Coupling effect of salt freeze-thaw cycles and cyclic loading on performance degradation of carbon nanofiber mortar

Abstract

This paper aims to investigate the coupling effect of salt freeze-thaw cycles and cyclic loading on weight loss, relative dynamic elasticity modulus and electrical resistance degradation of carbon nanofiber mortar. Three types of salt solutions with NaCl concentrations of 0%, 1.5% and 3.0% were adopted and two freeze-thaw temperatures cycles were carried out at −10 °C ~ 10 °C and −20 °C ~ 20 °C respectively.

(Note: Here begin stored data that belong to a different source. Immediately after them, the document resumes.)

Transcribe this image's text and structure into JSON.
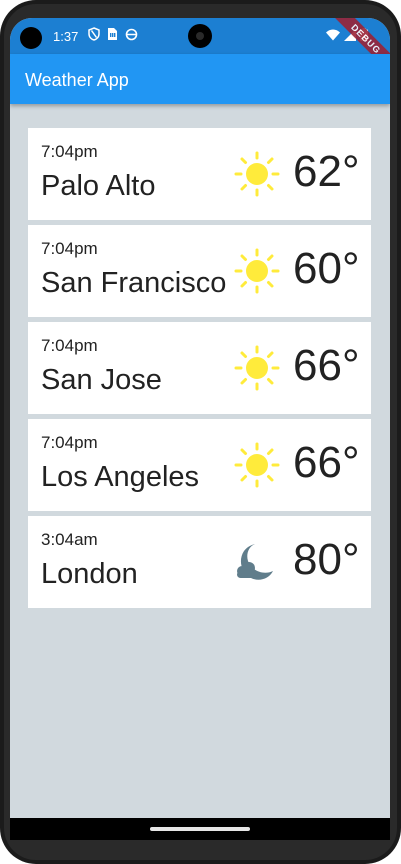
{
  "status_bar": {
    "time": "1:37",
    "left_icons": [
      "shield-icon",
      "sim-card-icon",
      "data-saver-icon"
    ],
    "right_icons": [
      "wifi-icon",
      "signal-icon",
      "battery-icon"
    ]
  },
  "debug_banner": "DEBUG",
  "app_bar": {
    "title": "Weather App",
    "color": "#2196f3"
  },
  "locations": [
    {
      "time": "7:04pm",
      "city": "Palo Alto",
      "temp": "62°",
      "icon": "sun-icon"
    },
    {
      "time": "7:04pm",
      "city": "San Francisco",
      "temp": "60°",
      "icon": "sun-icon"
    },
    {
      "time": "7:04pm",
      "city": "San Jose",
      "temp": "66°",
      "icon": "sun-icon"
    },
    {
      "time": "7:04pm",
      "city": "Los Angeles",
      "temp": "66°",
      "icon": "sun-icon"
    },
    {
      "time": "3:04am",
      "city": "London",
      "temp": "80°",
      "icon": "moon-cloud-icon"
    }
  ],
  "colors": {
    "sun": "#ffeb3b",
    "moon": "#607d8b",
    "background": "#d1d9de"
  }
}
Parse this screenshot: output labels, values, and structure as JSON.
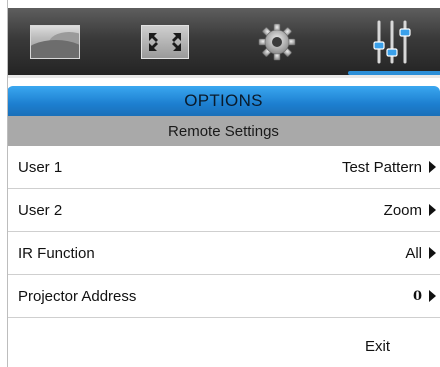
{
  "tabs": [
    {
      "icon": "image-icon"
    },
    {
      "icon": "display-fullscreen-icon"
    },
    {
      "icon": "gear-icon"
    },
    {
      "icon": "options-sliders-icon",
      "active": true
    }
  ],
  "menu": {
    "title": "OPTIONS",
    "subtitle": "Remote Settings",
    "rows": [
      {
        "label": "User 1",
        "value": "Test Pattern"
      },
      {
        "label": "User 2",
        "value": "Zoom"
      },
      {
        "label": "IR Function",
        "value": "All"
      },
      {
        "label": "Projector Address",
        "value": "0"
      }
    ],
    "exit_label": "Exit"
  },
  "colors": {
    "accent": "#2c8fd8",
    "title_bar": "#1d7fd0",
    "subtitle_bar": "#a9a9a9",
    "tab_bar": "#3a3a3a"
  }
}
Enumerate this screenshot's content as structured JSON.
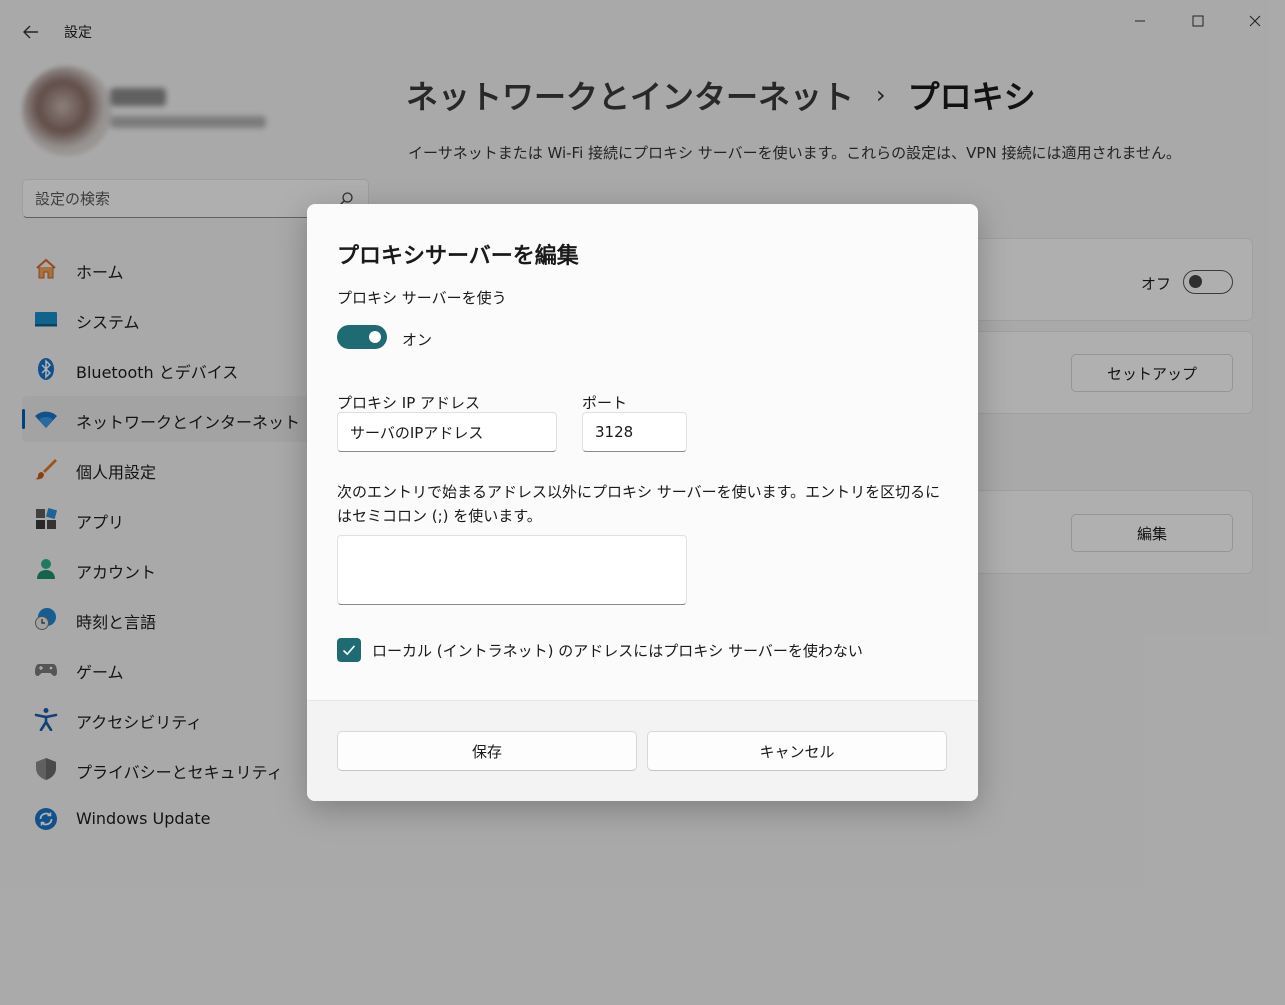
{
  "window": {
    "title": "設定"
  },
  "search": {
    "placeholder": "設定の検索"
  },
  "sidebar": {
    "items": [
      {
        "label": "ホーム",
        "icon": "home-icon"
      },
      {
        "label": "システム",
        "icon": "system-icon"
      },
      {
        "label": "Bluetooth とデバイス",
        "icon": "bluetooth-icon"
      },
      {
        "label": "ネットワークとインターネット",
        "icon": "wifi-icon",
        "active": true
      },
      {
        "label": "個人用設定",
        "icon": "brush-icon"
      },
      {
        "label": "アプリ",
        "icon": "apps-icon"
      },
      {
        "label": "アカウント",
        "icon": "account-icon"
      },
      {
        "label": "時刻と言語",
        "icon": "time-language-icon"
      },
      {
        "label": "ゲーム",
        "icon": "gamepad-icon"
      },
      {
        "label": "アクセシビリティ",
        "icon": "accessibility-icon"
      },
      {
        "label": "プライバシーとセキュリティ",
        "icon": "shield-icon"
      },
      {
        "label": "Windows Update",
        "icon": "windows-update-icon"
      }
    ]
  },
  "header": {
    "breadcrumb_parent": "ネットワークとインターネット",
    "breadcrumb_separator": "›",
    "title": "プロキシ",
    "description": "イーサネットまたは Wi-Fi 接続にプロキシ サーバーを使います。これらの設定は、VPN 接続には適用されません。"
  },
  "background_cards": {
    "auto_detect_state": "オフ",
    "setup_button": "セットアップ",
    "edit_button": "編集"
  },
  "dialog": {
    "title": "プロキシサーバーを編集",
    "use_proxy_label": "プロキシ サーバーを使う",
    "toggle_state": "オン",
    "ip_label": "プロキシ IP アドレス",
    "ip_value": "サーバのIPアドレス",
    "port_label": "ポート",
    "port_value": "3128",
    "exceptions_label": "次のエントリで始まるアドレス以外にプロキシ サーバーを使います。エントリを区切るにはセミコロン (;) を使います。",
    "exceptions_value": "",
    "local_bypass_label": "ローカル (イントラネット) のアドレスにはプロキシ サーバーを使わない",
    "local_bypass_checked": true,
    "save_button": "保存",
    "cancel_button": "キャンセル"
  },
  "colors": {
    "accent": "#1f6b73",
    "nav_indicator": "#005fb8"
  }
}
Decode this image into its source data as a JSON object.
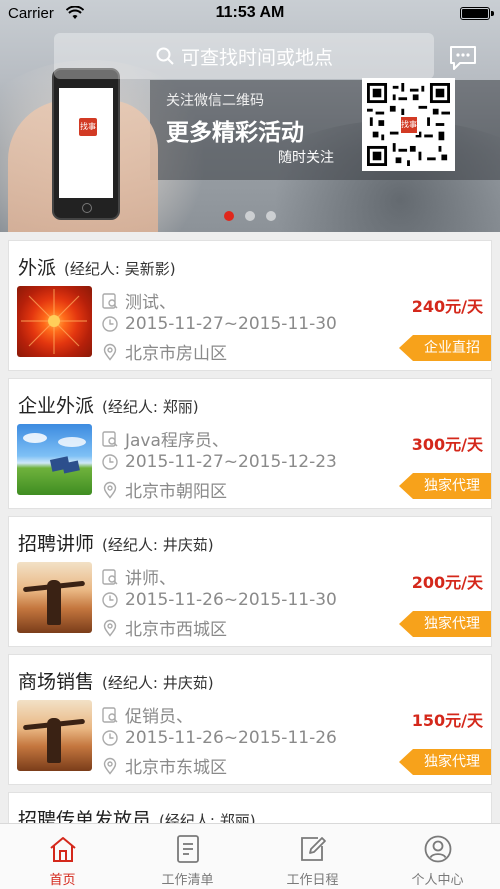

Cement mortars with water to cement (w/c) ratios of 0.5, 0.45, 0.4 and 0.35 were prepared by incorporating carbon nanofibers (CNFs) with 2.25% of cement volume. On the other hand, cyclic loading was applied to selected specimens before the freeze-thaw cycle test. Experimental results show that all specimens behaved little mass loss after exposure to the salt freeze-thaw cycles under temperature of −10 °C ~ 10 °C and a significant mass loss was induced by the freeze-thaw cycles in 1.5% NaCl and 3.0% NaCl solutions with temperature of −20 °C ~ 20 °C. On the other hand, no visible difference can be detected for the electrical resistance variation and the relative dynamic elasticity modulus under the two freeze-thaw temperatures for every salt solution. The cyclic loading treatment had an accelerating degradation of cement mortar induced by the salt freeze-thaw cycles. The electrical resistance increase of carbon nanofiber mortar reveals a similar tendency to the relative dynamic elasticity modulus loss. Therefore, carbon nanofiber mortar behaves a potential self-sensing performance for salt freeze-thaw cycles induced damage.